Authorities erected a wall made of 2m tall, white and blue plastic barriers filled with water around the Legislative Council (Legco) building, extending across a nearby park up to Victoria Harbour.

Hong Kong riot police clear away people gathered in downtown Hong Kong on May 27, 2020. PHOTO: AFP

Around midnight, riot police roamed the park, with squads stationed outside Legco and the neighbouring Central Government Offices building. Several police vans were parked on nearby roads, Reuters reported.

Local media HK01 reported that about 20 of the pro-government lawmakers stayed overnight in the Legco to prevent the recurrence of June 12, the second reading of the now scrapped extradition Bill, where protesters surrounded the building and no one could get in or out.

On Tuesday, the police issued a statement to warn the public of planned disruptions, including the blockage of main carriageways in various districts at rush hour in the morning to paralyse traffic, and action to surround the Legco where the national anthem Bill will be read again.

"Police will not tolerate any illegal actions that breach social peace. Resolute enforcement actions will be taken. Offenders will be arrested and any vehicles that cause serious obstruction will be swiftly towed away," warned the police.

Beijing's resolution on the national security law, to be passed on Thursday, does not amend the Basic Law - Hong Kong's mini Constitution - but critics say it goes further, allowing Chinese security agencies to be set up in the territory to help with enforcement.

A woman walks out of the cordoned off Legislative Council in Hong Kong on May 27, 2020. PHOTO: AFP

Beijing expanded the scope of the draft legislation to include organisations as well as individuals, local media reported on Wednesday. It would cover not just behaviour or acts that endanger national security, but also activities, local broadcaster RTHK and the South China Morning Post reported.

In Washington, President Donald Trump on Tuesday said the United States would announce before the end of the week a strong response to the planned security legislation for Hong Kong.

When asked at a news briefing if the response would include sanctions, he said: "No, it's something you're going to be hearing about... before the end of the week, very powerfully I think."

Under Article 23 of the Basic Law, the Hong Kong government is authorised to legislate national security laws; "however, it does not preclude the Central Authorities from legislating at a national level for national security", the Department of Justice said on Monday.
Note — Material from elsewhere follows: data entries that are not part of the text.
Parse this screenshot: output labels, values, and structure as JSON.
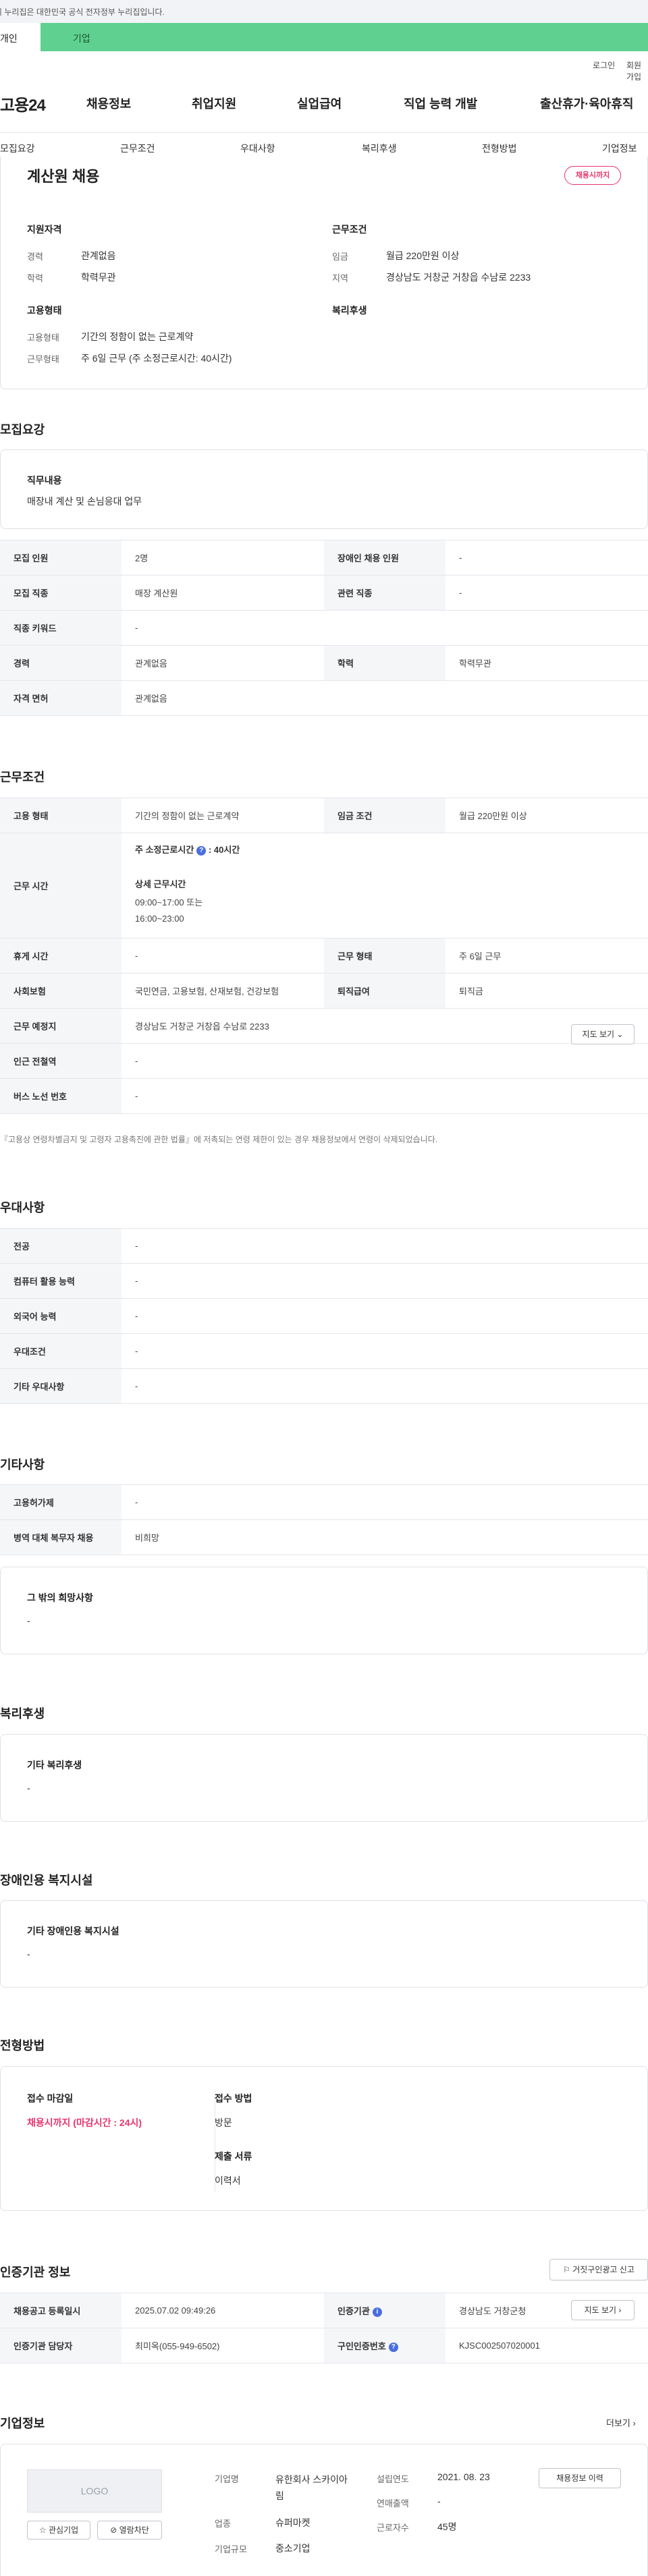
{
  "gov_notice": "이 누리집은 대한민국 공식 전자정부 누리집입니다.",
  "user_tabs": [
    "개인",
    "기업"
  ],
  "util_links": [
    "로그인",
    "회원가입"
  ],
  "logo": "고용24",
  "gnb": [
    "채용정보",
    "취업지원",
    "실업급여",
    "직업 능력 개발",
    "출산휴가·육아휴직"
  ],
  "subnav": [
    "모집요강",
    "근무조건",
    "우대사항",
    "복리후생",
    "전형방법",
    "기업정보"
  ],
  "job": {
    "title": "계산원 채용",
    "status_badge": "채용시까지",
    "qual_title": "지원자격",
    "career_label": "경력",
    "career_value": "관계없음",
    "edu_label": "학력",
    "edu_value": "학력무관",
    "cond_title": "근무조건",
    "wage_label": "임금",
    "wage_value": "월급 220만원 이상",
    "region_label": "지역",
    "region_value": "경상남도 거창군 거창읍 수남로 2233",
    "emp_title": "고용형태",
    "emp_type_label": "고용형태",
    "emp_type_value": "기간의 정함이 없는 근로계약",
    "work_form_label": "근무형태",
    "work_form_value": "주 6일 근무 (주 소정근로시간: 40시간)",
    "welfare_title": "복리후생"
  },
  "recruit": {
    "title": "모집요강",
    "duty_label": "직무내용",
    "duty_value": "매장내 계산 및 손님응대 업무",
    "rows": [
      {
        "k1": "모집 인원",
        "v1": "2명",
        "k2": "장애인 채용 인원",
        "v2": "-"
      },
      {
        "k1": "모집 직종",
        "v1": "매장 계산원",
        "k2": "관련 직종",
        "v2": "-"
      },
      {
        "k1": "직종 키워드",
        "v1": "-"
      },
      {
        "k1": "경력",
        "v1": "관계없음",
        "k2": "학력",
        "v2": "학력무관"
      },
      {
        "k1": "자격 면허",
        "v1": "관계없음"
      }
    ]
  },
  "work": {
    "title": "근무조건",
    "emp_type_k": "고용 형태",
    "emp_type_v": "기간의 정함이 없는 근로계약",
    "wage_k": "임금 조건",
    "wage_v": "월급 220만원 이상",
    "hours_k": "근무 시간",
    "hours_weekly": "주 소정근로시간",
    "hours_weekly_val": ": 40시간",
    "hours_detail_label": "상세 근무시간",
    "hours_detail_1": "09:00~17:00 또는",
    "hours_detail_2": "16:00~23:00",
    "rest_k": "휴게 시간",
    "rest_v": "-",
    "form_k": "근무 형태",
    "form_v": "주 6일 근무",
    "ins_k": "사회보험",
    "ins_v": "국민연금, 고용보험, 산재보험, 건강보험",
    "sev_k": "퇴직급여",
    "sev_v": "퇴직금",
    "place_k": "근무 예정지",
    "place_v": "경상남도 거창군 거창읍 수남로 2233",
    "map_btn": "지도 보기",
    "subway_k": "인근 전철역",
    "subway_v": "-",
    "bus_k": "버스 노선 번호",
    "bus_v": "-",
    "note": "『고용상 연령차별금지 및 고령자 고용촉진에 관한 법률』에 저촉되는 연령 제한이 있는 경우 채용정보에서 연령이 삭제되었습니다."
  },
  "pref": {
    "title": "우대사항",
    "rows": [
      {
        "k": "전공",
        "v": "-"
      },
      {
        "k": "컴퓨터 활용 능력",
        "v": "-"
      },
      {
        "k": "외국어 능력",
        "v": "-"
      },
      {
        "k": "우대조건",
        "v": "-"
      },
      {
        "k": "기타 우대사항",
        "v": "-"
      }
    ]
  },
  "etc": {
    "title": "기타사항",
    "rows": [
      {
        "k": "고용허가제",
        "v": "-"
      },
      {
        "k": "병역 대체 복무자 채용",
        "v": "비희망"
      }
    ],
    "other_label": "그 밖의 희망사항",
    "other_value": "-"
  },
  "welfare": {
    "title": "복리후생",
    "label": "기타 복리후생",
    "value": "-"
  },
  "disab": {
    "title": "장애인용 복지시설",
    "label": "기타 장애인용 복지시설",
    "value": "-"
  },
  "screen": {
    "title": "전형방법",
    "deadline_label": "접수 마감일",
    "deadline_value": "채용시까지 (마감시간 : 24시)",
    "method_label": "접수 방법",
    "method_value": "방문",
    "docs_label": "제출 서류",
    "docs_value": "이력서"
  },
  "auth": {
    "title": "인증기관 정보",
    "report_btn": "거짓구인광고 신고",
    "reg_k": "채용공고 등록일시",
    "reg_v": "2025.07.02 09:49:26",
    "org_k": "인증기관",
    "org_v": "경상남도 거창군청",
    "map_btn": "지도 보기",
    "staff_k": "인증기관 담당자",
    "staff_v": "최미옥(055-949-6502)",
    "cert_k": "구인인증번호",
    "cert_v": "KJSC002507020001"
  },
  "company": {
    "title": "기업정보",
    "more": "더보기",
    "logo_text": "LOGO",
    "fav_btn": "관심기업",
    "block_btn": "열람차단",
    "name_k": "기업명",
    "name_v": "유한회사 스카이아림",
    "ind_k": "업종",
    "ind_v": "슈퍼마켓",
    "size_k": "기업규모",
    "size_v": "중소기업",
    "found_k": "설립연도",
    "found_v": "2021. 08. 23",
    "sales_k": "연매출액",
    "sales_v": "-",
    "emp_k": "근로자수",
    "emp_v": "45명",
    "history_btn": "채용정보 이력"
  },
  "colors": {
    "accent": "#5fd08f",
    "pink": "#e8356b",
    "header_gray": "#f5f6f8"
  }
}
Hong Kong tycoon Li Ka Shing on Wednesday defended the legislation in his first comment on the recent political developments.

"It is within each and every nation's sovereign right to address its national security concerns," the 91-year-old billionaire said in a text message sent by his representatives, Bloomberg reported. "We probably need not over-interpret it. Hopefully the proposed new law can allay concerns the central government has in Hong Kong and give rise to a positive outlook from there."

The proposal has created an uproar in the city, with thousands of protesters gathering at Causeway Bay on Sunday to show their disapproval, despite a ban on public gatherings of more than eight.

Riot police fired volleys of tear gas and rounds of pepper bullets to disperse the crowd, making at least 180 arrests. Some people were admitted to hospital.

Besides blocking roads with debris, barricades and traffic cones, some protesters also smashed the windows of what they believed to be pro-government shops in Wan Chai.